Aşırı gelişme, yapıcı bir dikkatin yoksunluğu, sosyal/yaşam becerilerini öğretmeyi reddetmesi, sosyal durumlarda öz-düzenlemeyi öğretmeyi reddetmesi, istek ve ihtiyaçlar arasında nasıl ayrım yapacağını öğretmeyi reddetmesidir. Arzular, ihtiyaçların aç kaldığı yere şımarıktır.
(Overindulgence is a deprivation of constructive attention, a refusal to teach social/life skills, a refusal to teach self-regulation in social situations, a refusal to teach how to distinguish between wants and needs. Desires are indulged at the place where needs are starved.)
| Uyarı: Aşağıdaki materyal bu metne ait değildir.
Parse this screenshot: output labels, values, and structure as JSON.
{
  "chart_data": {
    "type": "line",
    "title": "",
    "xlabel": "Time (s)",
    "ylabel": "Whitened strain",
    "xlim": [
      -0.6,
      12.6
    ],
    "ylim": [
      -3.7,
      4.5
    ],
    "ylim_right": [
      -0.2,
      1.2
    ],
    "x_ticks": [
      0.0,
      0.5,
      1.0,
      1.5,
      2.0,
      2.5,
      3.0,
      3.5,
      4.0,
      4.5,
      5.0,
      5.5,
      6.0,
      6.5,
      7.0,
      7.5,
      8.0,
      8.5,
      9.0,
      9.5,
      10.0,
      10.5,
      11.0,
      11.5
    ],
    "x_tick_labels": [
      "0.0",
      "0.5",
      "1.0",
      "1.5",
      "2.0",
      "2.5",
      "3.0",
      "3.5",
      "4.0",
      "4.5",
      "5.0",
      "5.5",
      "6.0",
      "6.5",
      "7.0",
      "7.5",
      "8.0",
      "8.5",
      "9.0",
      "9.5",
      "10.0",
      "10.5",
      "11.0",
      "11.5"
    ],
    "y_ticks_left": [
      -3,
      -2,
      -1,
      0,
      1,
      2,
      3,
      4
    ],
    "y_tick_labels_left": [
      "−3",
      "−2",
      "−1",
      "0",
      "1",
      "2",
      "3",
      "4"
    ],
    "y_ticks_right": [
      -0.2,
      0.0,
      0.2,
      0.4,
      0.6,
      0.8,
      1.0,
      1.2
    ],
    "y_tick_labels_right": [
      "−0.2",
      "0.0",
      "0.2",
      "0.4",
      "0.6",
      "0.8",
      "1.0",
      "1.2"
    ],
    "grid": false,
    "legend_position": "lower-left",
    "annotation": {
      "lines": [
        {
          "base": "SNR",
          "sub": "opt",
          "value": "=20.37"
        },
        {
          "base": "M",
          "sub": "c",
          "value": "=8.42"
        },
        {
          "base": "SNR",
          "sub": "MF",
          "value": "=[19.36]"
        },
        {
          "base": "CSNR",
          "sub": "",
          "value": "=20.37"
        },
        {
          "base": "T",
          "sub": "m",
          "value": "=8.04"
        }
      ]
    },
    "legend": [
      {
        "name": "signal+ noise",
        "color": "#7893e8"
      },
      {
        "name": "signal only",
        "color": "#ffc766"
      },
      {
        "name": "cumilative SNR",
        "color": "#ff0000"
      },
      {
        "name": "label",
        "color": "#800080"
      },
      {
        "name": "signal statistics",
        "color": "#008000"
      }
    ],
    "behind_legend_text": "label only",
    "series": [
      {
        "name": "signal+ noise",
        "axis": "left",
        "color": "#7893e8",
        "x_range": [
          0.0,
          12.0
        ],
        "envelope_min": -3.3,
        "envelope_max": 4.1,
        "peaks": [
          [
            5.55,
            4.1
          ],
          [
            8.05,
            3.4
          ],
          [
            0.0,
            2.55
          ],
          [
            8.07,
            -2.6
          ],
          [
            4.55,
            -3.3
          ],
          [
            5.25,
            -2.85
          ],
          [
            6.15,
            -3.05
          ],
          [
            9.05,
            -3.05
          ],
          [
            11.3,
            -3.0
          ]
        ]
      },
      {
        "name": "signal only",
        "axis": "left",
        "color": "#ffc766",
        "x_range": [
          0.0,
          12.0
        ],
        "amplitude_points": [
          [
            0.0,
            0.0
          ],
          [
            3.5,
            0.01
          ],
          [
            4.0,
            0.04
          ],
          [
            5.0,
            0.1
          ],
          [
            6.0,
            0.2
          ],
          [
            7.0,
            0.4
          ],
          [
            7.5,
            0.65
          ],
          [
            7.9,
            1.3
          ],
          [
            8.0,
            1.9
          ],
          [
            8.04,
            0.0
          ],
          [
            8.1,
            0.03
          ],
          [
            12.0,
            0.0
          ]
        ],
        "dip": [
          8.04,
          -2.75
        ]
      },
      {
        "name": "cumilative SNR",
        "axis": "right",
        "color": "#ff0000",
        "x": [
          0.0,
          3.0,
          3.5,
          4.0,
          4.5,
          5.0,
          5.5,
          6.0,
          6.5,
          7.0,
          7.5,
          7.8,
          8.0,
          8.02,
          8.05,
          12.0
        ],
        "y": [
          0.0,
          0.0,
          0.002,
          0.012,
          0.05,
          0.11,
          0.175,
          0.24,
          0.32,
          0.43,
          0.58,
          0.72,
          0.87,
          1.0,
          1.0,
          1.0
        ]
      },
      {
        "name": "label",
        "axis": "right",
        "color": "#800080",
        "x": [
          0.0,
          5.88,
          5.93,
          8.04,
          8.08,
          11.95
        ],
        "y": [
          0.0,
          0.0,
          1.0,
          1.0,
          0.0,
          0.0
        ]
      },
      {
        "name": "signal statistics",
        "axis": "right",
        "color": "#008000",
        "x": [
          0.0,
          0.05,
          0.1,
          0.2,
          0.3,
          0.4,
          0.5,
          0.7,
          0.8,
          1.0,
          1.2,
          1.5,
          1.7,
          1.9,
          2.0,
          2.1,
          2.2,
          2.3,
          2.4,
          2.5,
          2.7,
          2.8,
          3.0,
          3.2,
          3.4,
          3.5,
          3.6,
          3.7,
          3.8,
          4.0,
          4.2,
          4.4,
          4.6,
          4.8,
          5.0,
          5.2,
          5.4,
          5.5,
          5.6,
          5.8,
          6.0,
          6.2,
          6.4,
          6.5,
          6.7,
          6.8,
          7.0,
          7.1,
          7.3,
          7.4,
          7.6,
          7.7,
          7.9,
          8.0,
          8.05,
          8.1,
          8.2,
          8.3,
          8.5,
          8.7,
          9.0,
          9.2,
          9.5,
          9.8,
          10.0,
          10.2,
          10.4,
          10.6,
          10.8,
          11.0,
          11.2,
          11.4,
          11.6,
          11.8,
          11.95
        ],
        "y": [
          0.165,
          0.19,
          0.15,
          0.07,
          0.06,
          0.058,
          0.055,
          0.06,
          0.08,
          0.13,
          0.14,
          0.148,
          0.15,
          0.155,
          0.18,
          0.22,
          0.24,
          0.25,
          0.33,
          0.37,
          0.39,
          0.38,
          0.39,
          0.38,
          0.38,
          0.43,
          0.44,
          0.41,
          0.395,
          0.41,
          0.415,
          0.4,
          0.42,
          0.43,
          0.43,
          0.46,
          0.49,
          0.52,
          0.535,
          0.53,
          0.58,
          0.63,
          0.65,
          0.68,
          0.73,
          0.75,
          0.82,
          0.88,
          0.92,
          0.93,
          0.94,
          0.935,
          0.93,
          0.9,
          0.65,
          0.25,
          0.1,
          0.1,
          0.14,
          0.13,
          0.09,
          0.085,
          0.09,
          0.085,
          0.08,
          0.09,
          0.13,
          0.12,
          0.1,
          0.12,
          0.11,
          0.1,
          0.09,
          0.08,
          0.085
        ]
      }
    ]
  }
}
"Çatışma istismar değil" kitabında Sarah Schulman, aşırı kalkınlığın kişisel gelişim üzerindeki olumsuz etkisini vurgulamaktadır. Bireyler aşırı şımartıldığında, yapıcı dikkat sahibi olduklarını ve sosyal ve yaşam becerilerini edinmeye yardımcı olan temel öğretileri kaçırdıklarını savunuyor. Bu ihmal, sosyal durumlarda etkili bir şekilde gezinmek için çok önemli olan öz-düzenlemenin öğrenilmesinde başarısızlığa yol açar.
Schulman, bu aşırı gelişmenin istek ve ihtiyaçlar arasında karışıklık yaratabileceğini vurgular. Arzular temel ihtiyaçları karşılamadan sürekli olarak görüldüğünde, bireyin gerçekten gerekli...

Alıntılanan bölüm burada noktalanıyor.